Compared with the stages of the 7th and 8th AJCC-TNM classification, the stages of the nTNM classification changed except for stage IA. Although the nTNM in this study did not have a significantly increased C-index, a finding similar to results from the previous studies [2, 16], the nTNM is significantly superior to the AJCC-TNM staging system in some respects. First, the nTNM provides significant survival differences between each pair of stages (all P < 0.001). In particular, the survival curves of stages IB and IIA in the 7th and 8th AJCC-TNM classification were not well separated, but the separation is improved in the nTNM. This may be important, because different treatment strategies (e.g., adjuvant chemotherapy) should be considered for these patients [17,18,19]. Second, an increase in HRs was observed in the nTNM stages, which further improves the prognostic performance. Third, nTNM classes with the same distance from the origin have the same stage, and the stage increases with increasing distance from the origin. For example, both T3N1M0 and T2N2M0 are classified as stage IIA, and both T4aN2M0 and T3N3aM0 are stage IIIA; this feature makes the nTNM easy to master.

The large sample size and the long follow-up duration of this study provide reliability to the results. Nevertheless, there are several limitations of this study. First, the current study is limited by its retrospective nature; prospective studies with large sample sizes are still needed to confirm our results.

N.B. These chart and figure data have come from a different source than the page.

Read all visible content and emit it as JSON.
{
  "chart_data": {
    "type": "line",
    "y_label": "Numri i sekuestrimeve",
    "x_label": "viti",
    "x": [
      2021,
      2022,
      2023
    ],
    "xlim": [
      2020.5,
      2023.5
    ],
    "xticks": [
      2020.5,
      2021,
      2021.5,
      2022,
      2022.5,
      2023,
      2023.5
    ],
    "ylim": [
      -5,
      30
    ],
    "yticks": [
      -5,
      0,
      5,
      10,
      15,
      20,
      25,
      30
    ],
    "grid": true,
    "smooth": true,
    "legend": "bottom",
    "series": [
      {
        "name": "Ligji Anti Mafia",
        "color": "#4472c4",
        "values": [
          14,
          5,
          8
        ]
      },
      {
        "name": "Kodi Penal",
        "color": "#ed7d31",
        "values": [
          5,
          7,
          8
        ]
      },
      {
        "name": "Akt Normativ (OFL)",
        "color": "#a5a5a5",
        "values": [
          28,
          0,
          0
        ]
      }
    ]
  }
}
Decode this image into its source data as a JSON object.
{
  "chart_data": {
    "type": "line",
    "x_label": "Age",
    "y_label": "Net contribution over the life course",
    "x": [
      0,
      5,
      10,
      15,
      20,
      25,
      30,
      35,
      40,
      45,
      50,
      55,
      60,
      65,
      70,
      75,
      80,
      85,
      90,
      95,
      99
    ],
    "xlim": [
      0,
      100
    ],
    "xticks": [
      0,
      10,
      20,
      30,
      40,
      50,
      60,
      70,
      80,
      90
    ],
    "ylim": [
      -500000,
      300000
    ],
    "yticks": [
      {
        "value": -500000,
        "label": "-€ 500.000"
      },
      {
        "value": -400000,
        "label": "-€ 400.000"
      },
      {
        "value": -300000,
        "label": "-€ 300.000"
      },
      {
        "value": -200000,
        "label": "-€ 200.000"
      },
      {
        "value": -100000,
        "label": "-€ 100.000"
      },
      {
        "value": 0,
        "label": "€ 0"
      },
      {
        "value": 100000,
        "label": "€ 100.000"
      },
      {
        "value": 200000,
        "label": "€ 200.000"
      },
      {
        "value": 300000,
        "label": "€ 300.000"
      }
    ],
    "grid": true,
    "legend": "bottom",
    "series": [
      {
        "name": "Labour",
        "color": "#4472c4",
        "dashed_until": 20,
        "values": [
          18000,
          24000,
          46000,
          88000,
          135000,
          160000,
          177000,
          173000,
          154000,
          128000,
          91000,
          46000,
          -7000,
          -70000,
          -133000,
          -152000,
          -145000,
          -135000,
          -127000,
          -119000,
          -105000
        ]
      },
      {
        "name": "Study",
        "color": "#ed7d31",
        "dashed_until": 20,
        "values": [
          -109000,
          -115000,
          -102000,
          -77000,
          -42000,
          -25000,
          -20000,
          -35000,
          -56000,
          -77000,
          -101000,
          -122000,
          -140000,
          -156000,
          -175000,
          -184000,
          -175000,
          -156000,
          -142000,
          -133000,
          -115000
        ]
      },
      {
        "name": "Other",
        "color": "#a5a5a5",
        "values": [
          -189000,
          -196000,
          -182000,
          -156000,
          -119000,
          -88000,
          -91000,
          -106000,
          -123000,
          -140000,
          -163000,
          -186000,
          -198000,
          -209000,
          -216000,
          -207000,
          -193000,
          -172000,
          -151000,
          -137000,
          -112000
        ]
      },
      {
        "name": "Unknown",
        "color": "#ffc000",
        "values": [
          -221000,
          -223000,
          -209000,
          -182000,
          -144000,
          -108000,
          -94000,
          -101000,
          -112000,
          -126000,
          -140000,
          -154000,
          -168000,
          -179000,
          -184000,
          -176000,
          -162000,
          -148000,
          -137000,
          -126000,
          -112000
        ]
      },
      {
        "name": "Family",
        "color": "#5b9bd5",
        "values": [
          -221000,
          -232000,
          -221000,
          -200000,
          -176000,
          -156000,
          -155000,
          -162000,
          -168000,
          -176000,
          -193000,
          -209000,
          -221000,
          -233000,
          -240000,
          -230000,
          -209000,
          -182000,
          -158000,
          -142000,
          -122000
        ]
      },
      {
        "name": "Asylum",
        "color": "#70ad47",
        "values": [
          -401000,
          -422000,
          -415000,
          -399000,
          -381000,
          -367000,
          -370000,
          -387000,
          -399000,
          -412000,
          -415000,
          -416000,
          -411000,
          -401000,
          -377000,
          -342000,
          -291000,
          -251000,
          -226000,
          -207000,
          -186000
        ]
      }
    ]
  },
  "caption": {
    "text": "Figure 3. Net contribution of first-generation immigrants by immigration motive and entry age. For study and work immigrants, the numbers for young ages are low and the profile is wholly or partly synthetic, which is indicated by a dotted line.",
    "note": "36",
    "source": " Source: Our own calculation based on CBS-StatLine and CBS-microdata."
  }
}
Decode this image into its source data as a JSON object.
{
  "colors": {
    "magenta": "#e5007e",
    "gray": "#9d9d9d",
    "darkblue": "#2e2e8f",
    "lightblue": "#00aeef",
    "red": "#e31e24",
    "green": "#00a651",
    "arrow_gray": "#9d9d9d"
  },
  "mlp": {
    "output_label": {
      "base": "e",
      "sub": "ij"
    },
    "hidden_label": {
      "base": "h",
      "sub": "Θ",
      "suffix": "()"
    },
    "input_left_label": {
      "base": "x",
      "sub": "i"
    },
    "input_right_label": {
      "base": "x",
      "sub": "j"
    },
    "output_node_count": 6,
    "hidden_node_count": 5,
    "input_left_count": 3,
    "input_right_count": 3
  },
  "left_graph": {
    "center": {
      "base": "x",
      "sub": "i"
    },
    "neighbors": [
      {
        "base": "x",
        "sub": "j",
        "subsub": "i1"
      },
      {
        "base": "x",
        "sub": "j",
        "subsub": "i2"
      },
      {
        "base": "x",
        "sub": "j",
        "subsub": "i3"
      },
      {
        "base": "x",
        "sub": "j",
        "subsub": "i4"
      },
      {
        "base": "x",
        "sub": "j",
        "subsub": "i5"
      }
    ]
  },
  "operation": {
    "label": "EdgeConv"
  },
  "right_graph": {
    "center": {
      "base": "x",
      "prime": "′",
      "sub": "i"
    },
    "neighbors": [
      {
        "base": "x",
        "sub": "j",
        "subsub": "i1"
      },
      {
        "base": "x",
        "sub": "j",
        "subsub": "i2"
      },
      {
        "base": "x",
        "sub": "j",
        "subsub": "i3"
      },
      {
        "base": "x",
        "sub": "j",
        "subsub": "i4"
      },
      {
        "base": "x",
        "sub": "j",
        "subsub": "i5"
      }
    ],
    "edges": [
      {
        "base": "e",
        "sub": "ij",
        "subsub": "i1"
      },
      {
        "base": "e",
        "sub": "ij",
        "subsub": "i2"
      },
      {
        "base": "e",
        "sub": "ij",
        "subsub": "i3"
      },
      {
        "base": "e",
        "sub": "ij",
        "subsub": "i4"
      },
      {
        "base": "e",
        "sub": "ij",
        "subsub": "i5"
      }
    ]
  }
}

Second, the SEER database was commonly used for the analysis and verification of staging system as previous studies [3, 16, 20,21,22], but the proportion of gastric cancer patients with more than 15 examined lymph nodes is not high and there may be inaccurate or missing data in SEER database. Therefore, the results still need to be verified by another large multicenter data, such as the National Cancer Database. Of course, it would be prudent to confirm our results in a prospective cohort or the second best in another large multiinstitutional database, such as the National Cancer Database. Third, postoperative adjuvant chemotherapy may affect the prognosis of GC patients. The information of adjuvant chemotherapy is not available in the external cohorts as previous studies [16, 20, 21], which may have a certain impact on the prognostic performance of TNM staging systems. Final, the nTNM may be suitable for the less-optimally treated patients, whether it is suitable for gastric cancer patients in Japan or Korea still needs further verification. However, this study applied the metro-ticket paradigm to TNM classification for the first time and developed a novel staging system for GC, which outperformed the AJCC-TNM classification in terms of prognostic performance. Furthermore, utility and validity of the nTNM were verified in two external cohorts.

Conclusions

In conclusion, the present study demonstrated that the nTNM based on the metro-ticket paradigm was applicable to patients with GC undergoing radical resection. Importantly, the validity of the nTNM was independently confirmed in 2 external cohorts derived from China and the US. The novel TNM staging system is better than the current AJCC-TNM staging system in predicting the long-term survival of GC patients in several aspects and should be considered for potential adoption as a basis of the next version of the AJCC staging system.